Respirer – plus bouger – grogner – hisser. Et ensuite, trois… et quatre… encore et encore, en reprenant mon équilibre sur chaque échelon, je me hisse laborieusement puis j’exhale – et j’attends – pantelant… le soleil qui me rôtit contre le mur… la sueur qui cette fois me coule le long de l’échine et des bras, me trempe la taille, inonde mes aisselles.
À mi-hauteur de l’échelle, au dixième échelon, j’en viens à la conclusion que c’est, en fait, infaisable. Je n’irai pas plus loin. Si vraiment il faut mourir, cet endroit n’est pas pire qu’un autre.
Je suis trop fatigué, j’ai trop chaud, j’ai trop soif – plus ça va, plus le problème de la soif monte au premier plan, surpassant l’épuisement, les vertiges et même un état fébrile naissant, surpassant même la douleur, qui était jusqu’à présent le grand champion parmi mes tortionnaires. À ce stade, j’ai oublié ce que j’espérais trouver, au juste, là-haut dans la tourelle, à supposer que j’aie espéré quoi que ce soit.

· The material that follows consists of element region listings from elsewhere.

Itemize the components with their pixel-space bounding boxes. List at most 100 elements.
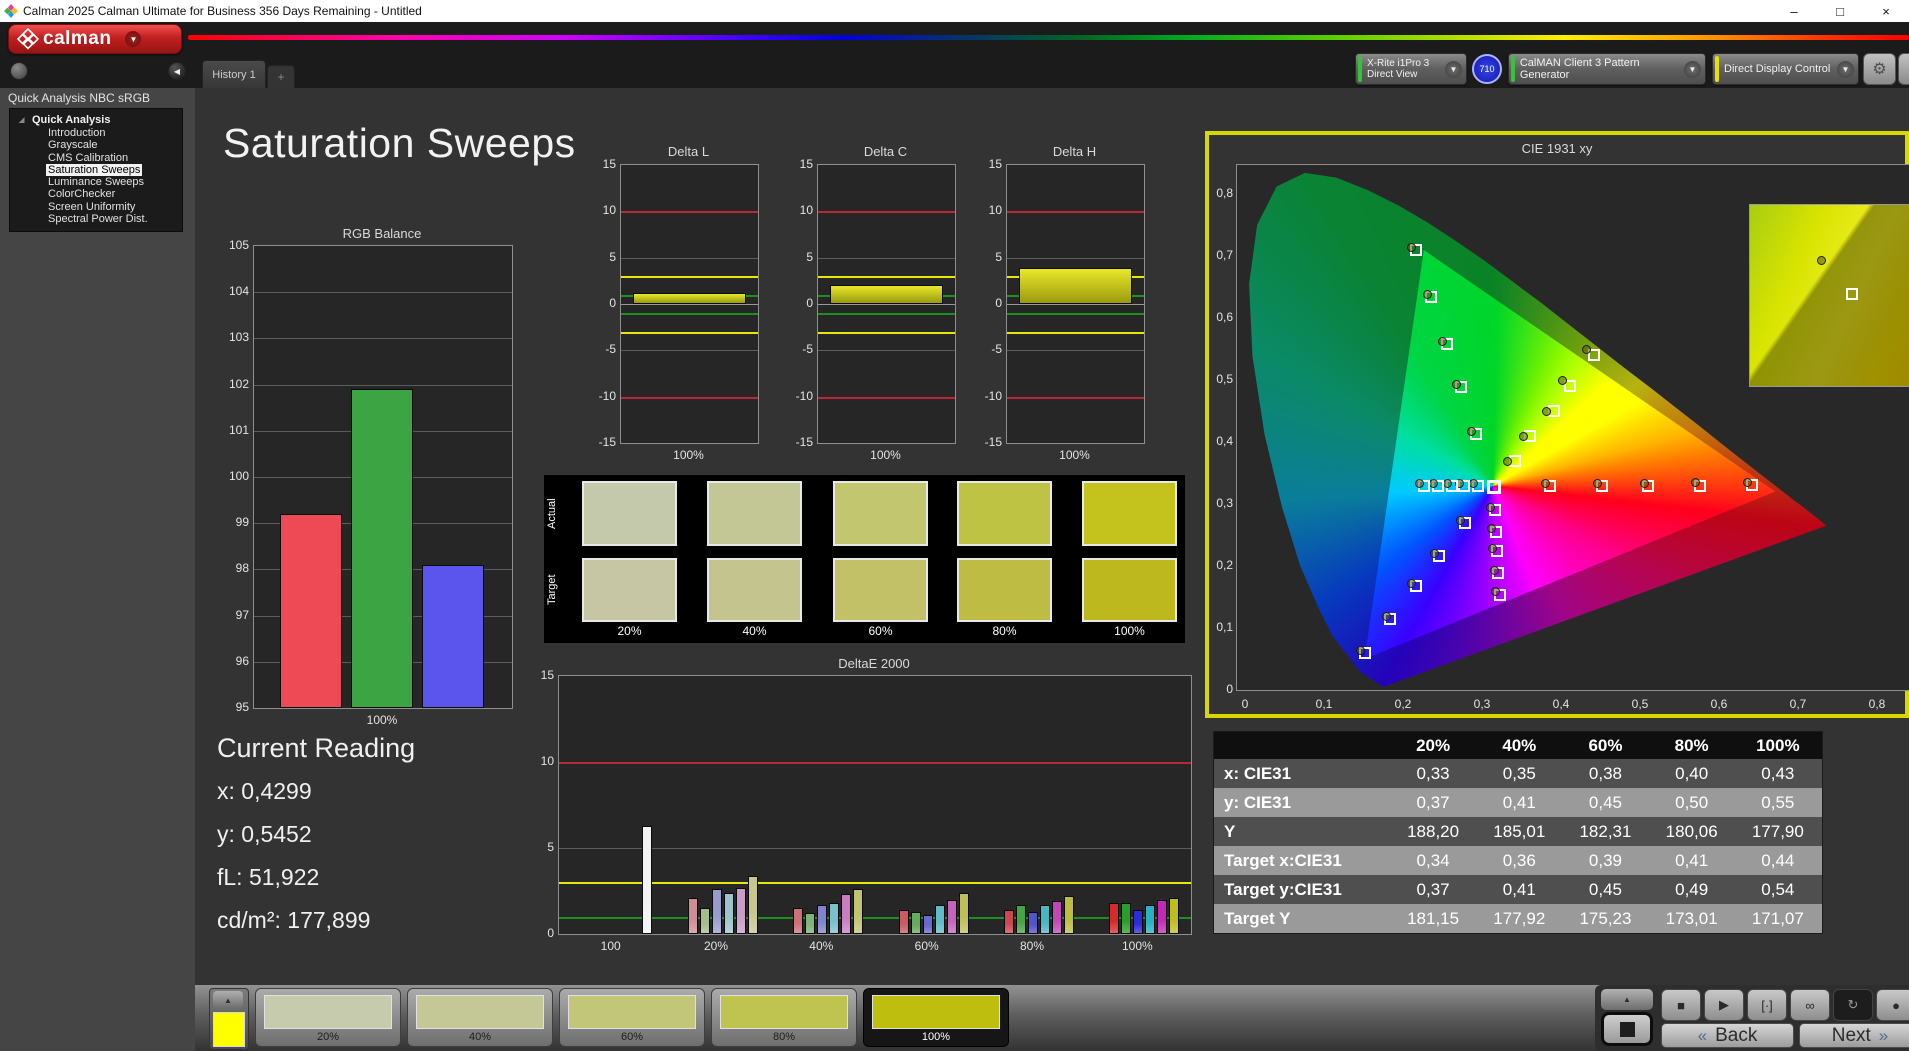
restore-button[interactable]: □: [1817, 0, 1863, 22]
close-button[interactable]: ×: [1863, 0, 1909, 22]
sidebar-item-grayscale[interactable]: Grayscale: [10, 139, 182, 151]
pattern-level-60%[interactable]: 60%: [559, 988, 705, 1047]
table-cell: 0,44: [1761, 850, 1795, 870]
transport-popup-button[interactable]: ▲: [1601, 989, 1653, 1010]
deltae-bar: [898, 909, 909, 934]
sidebar-item-label[interactable]: Spectral Power Dist.: [46, 213, 150, 225]
stop-button[interactable]: ■: [1661, 989, 1701, 1021]
delta-chart-title: Delta C: [863, 144, 908, 159]
pattern-level-label: 80%: [772, 1031, 796, 1043]
gridline: [1007, 350, 1144, 352]
sidebar-item-saturation-sweeps[interactable]: Saturation Sweeps: [10, 163, 182, 176]
y-axis-tick: 5: [806, 249, 813, 264]
table-cell: 0,37: [1416, 879, 1450, 899]
cie-white-point: [1487, 480, 1502, 495]
delta-chart-title: Delta H: [1052, 144, 1097, 159]
panel-collapse-icon[interactable]: [1898, 53, 1909, 85]
sidebar-item-label[interactable]: Saturation Sweeps: [46, 163, 143, 176]
gear-icon[interactable]: ⚙: [1863, 53, 1896, 85]
sidebar-item-label[interactable]: Luminance Sweeps: [46, 176, 146, 188]
pattern-level-20%[interactable]: 20%: [255, 988, 401, 1047]
sidebar-item-label[interactable]: CMS Calibration: [46, 152, 130, 164]
minimize-button[interactable]: –: [1771, 0, 1817, 22]
x-axis-tick: 0,1: [1315, 697, 1333, 711]
deltae-bar: [1040, 904, 1050, 934]
stop-button-large[interactable]: [1601, 1012, 1653, 1046]
add-tab-button[interactable]: +: [267, 65, 295, 88]
y-axis-tick: 0,2: [1216, 558, 1233, 572]
calman-menu-button[interactable]: calman ▼: [8, 24, 182, 54]
next-button[interactable]: Next »: [1799, 1023, 1909, 1048]
cie-measured-point: [1428, 478, 1438, 488]
deltae-bar: [642, 825, 653, 934]
table-cell: 177,92: [1493, 908, 1546, 928]
pattern-level-80%[interactable]: 80%: [711, 988, 857, 1047]
inset-target-point: [1846, 288, 1859, 301]
sidebar-item-spectral-power-dist-[interactable]: Spectral Power Dist.: [10, 213, 182, 225]
table-cell: 180,06: [1665, 821, 1718, 841]
delta-bar: [830, 284, 943, 304]
table-row-label: x: CIE31: [1224, 763, 1292, 783]
meter-status-bar: [1358, 56, 1362, 82]
meter-id-badge[interactable]: 710: [1472, 54, 1502, 84]
pattern-generator-dropdown[interactable]: CalMAN Client 3 Pattern Generator ▼: [1508, 53, 1706, 85]
current-reading-title: Current Reading: [217, 733, 416, 763]
pattern-level-40%[interactable]: 40%: [407, 988, 553, 1047]
loop-button[interactable]: ↻: [1833, 989, 1873, 1021]
sidebar-item-label[interactable]: ColorChecker: [46, 188, 117, 200]
sidebar-item-introduction[interactable]: Introduction: [10, 127, 182, 139]
pattern-popup-button[interactable]: ▲: [213, 991, 243, 1009]
table-row: y: CIE31 0,37 0,41 0,45 0,50 0,55: [1214, 788, 1822, 817]
sidebar-item-cms-calibration[interactable]: CMS Calibration: [10, 152, 182, 164]
sidebar-item-screen-uniformity[interactable]: Screen Uniformity: [10, 201, 182, 213]
gridline: [254, 384, 512, 386]
inset-measured-point: [1816, 255, 1826, 265]
sidebar-item-label[interactable]: Screen Uniformity: [46, 201, 137, 213]
deltae-bar: [1121, 903, 1132, 934]
pattern-level-label: 100%: [921, 1031, 951, 1043]
tree-root-quick-analysis[interactable]: ◢ Quick Analysis: [10, 113, 182, 127]
tree-expander-icon[interactable]: ◢: [19, 116, 24, 124]
table-cell: 0,40: [1675, 763, 1709, 783]
swatch-target-100%: [1082, 558, 1177, 622]
tab-history-1[interactable]: History 1: [202, 60, 266, 88]
y-axis-tick: 100: [228, 469, 249, 483]
sidebar-item-label[interactable]: Introduction: [46, 127, 107, 139]
y-axis-tick: -10: [984, 388, 1002, 403]
meter-name: X-Rite i1Pro 3: [1367, 58, 1430, 69]
cie-measured-point: [1639, 478, 1649, 488]
y-axis-tick: 0,1: [1216, 620, 1233, 634]
table-row: Target y:CIE31 0,37 0,41 0,45 0,49 0,54: [1214, 875, 1822, 904]
reference-line: [621, 313, 758, 316]
delta-chart-title: Delta L: [667, 144, 710, 159]
sidebar-item-colorchecker[interactable]: ColorChecker: [10, 188, 182, 200]
y-axis-tick: 0,4: [1216, 434, 1233, 448]
pattern-level-100%[interactable]: 100%: [863, 988, 1009, 1047]
record-button[interactable]: ●: [1876, 989, 1909, 1021]
continuous-button[interactable]: ∞: [1790, 989, 1830, 1021]
swatch-target-80%: [957, 558, 1052, 622]
sidebar-item-luminance-sweeps[interactable]: Luminance Sweeps: [10, 176, 182, 188]
x-axis-tick: 0,3: [1473, 697, 1491, 711]
play-button[interactable]: ▶: [1704, 989, 1744, 1021]
deltae-bar: [841, 894, 852, 934]
deltae-title: DeltaE 2000: [838, 656, 910, 671]
y-axis-tick: 0: [547, 926, 554, 940]
sidebar-item-label[interactable]: Grayscale: [46, 139, 100, 151]
workflow-options-button[interactable]: [10, 62, 28, 80]
table-column-header: 20%: [1416, 735, 1451, 755]
chevron-down-icon: ▼: [1445, 60, 1462, 78]
current-pattern-swatch: [213, 1012, 245, 1047]
swatch-target-60%: [833, 558, 928, 622]
meter-dropdown[interactable]: X-Rite i1Pro 3 Direct View ▼: [1355, 53, 1467, 85]
delta-bar: [633, 292, 746, 304]
step-button[interactable]: [·]: [1747, 989, 1787, 1021]
y-axis-tick: -15: [598, 435, 616, 449]
table-row: Target x:CIE31 0,34 0,36 0,39 0,41 0,44: [1214, 846, 1822, 875]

Aucune importance. Je suis trop crevé, trop handicapé et trop assoiffé pour continuer. Je vais mourir ici, encroûté de sueur et de sang séché, contre ce bâtiment en bois deux fois centenaire, collé à cette paroi par le plein soleil de l’après-midi. C’est ici que Maïa trouvera la coquille vide de mon corps et l’entraînera au large.
Houdini aboie au pied de l’édifice. Je ne le vois pas, bien sûr. Mais je l’entends. Un second aboiement, fort et bref.
« Coucou le chien », dis-je faiblement, envoyant ces mots dériver faiblement dans l’air telle une feuille morte.
Je me racle la gorge, me passe la langue sur les lèvres, puis j’essaie encore.
« Hé, le chien. »
Houdini continue d’aboyer, probablement parce qu’il a faim, ou qu’il a peur, ou peut-être simplement content de m’avoir retrouvé, du moins d’avoir retrouvé mes longues jambes de faucheux. Il a dû se perdre dans le bois, pourchasser des écureuils ou être lui-même pourchassé, ces deux dernières heures. Mais dans mon vertige et mon épuisement, je m’imagine que ses jappements frénétiques sont des encouragements : il m’exhorte à continuer mon ascension, à assaillir l’échelon suivant, puis le suivant.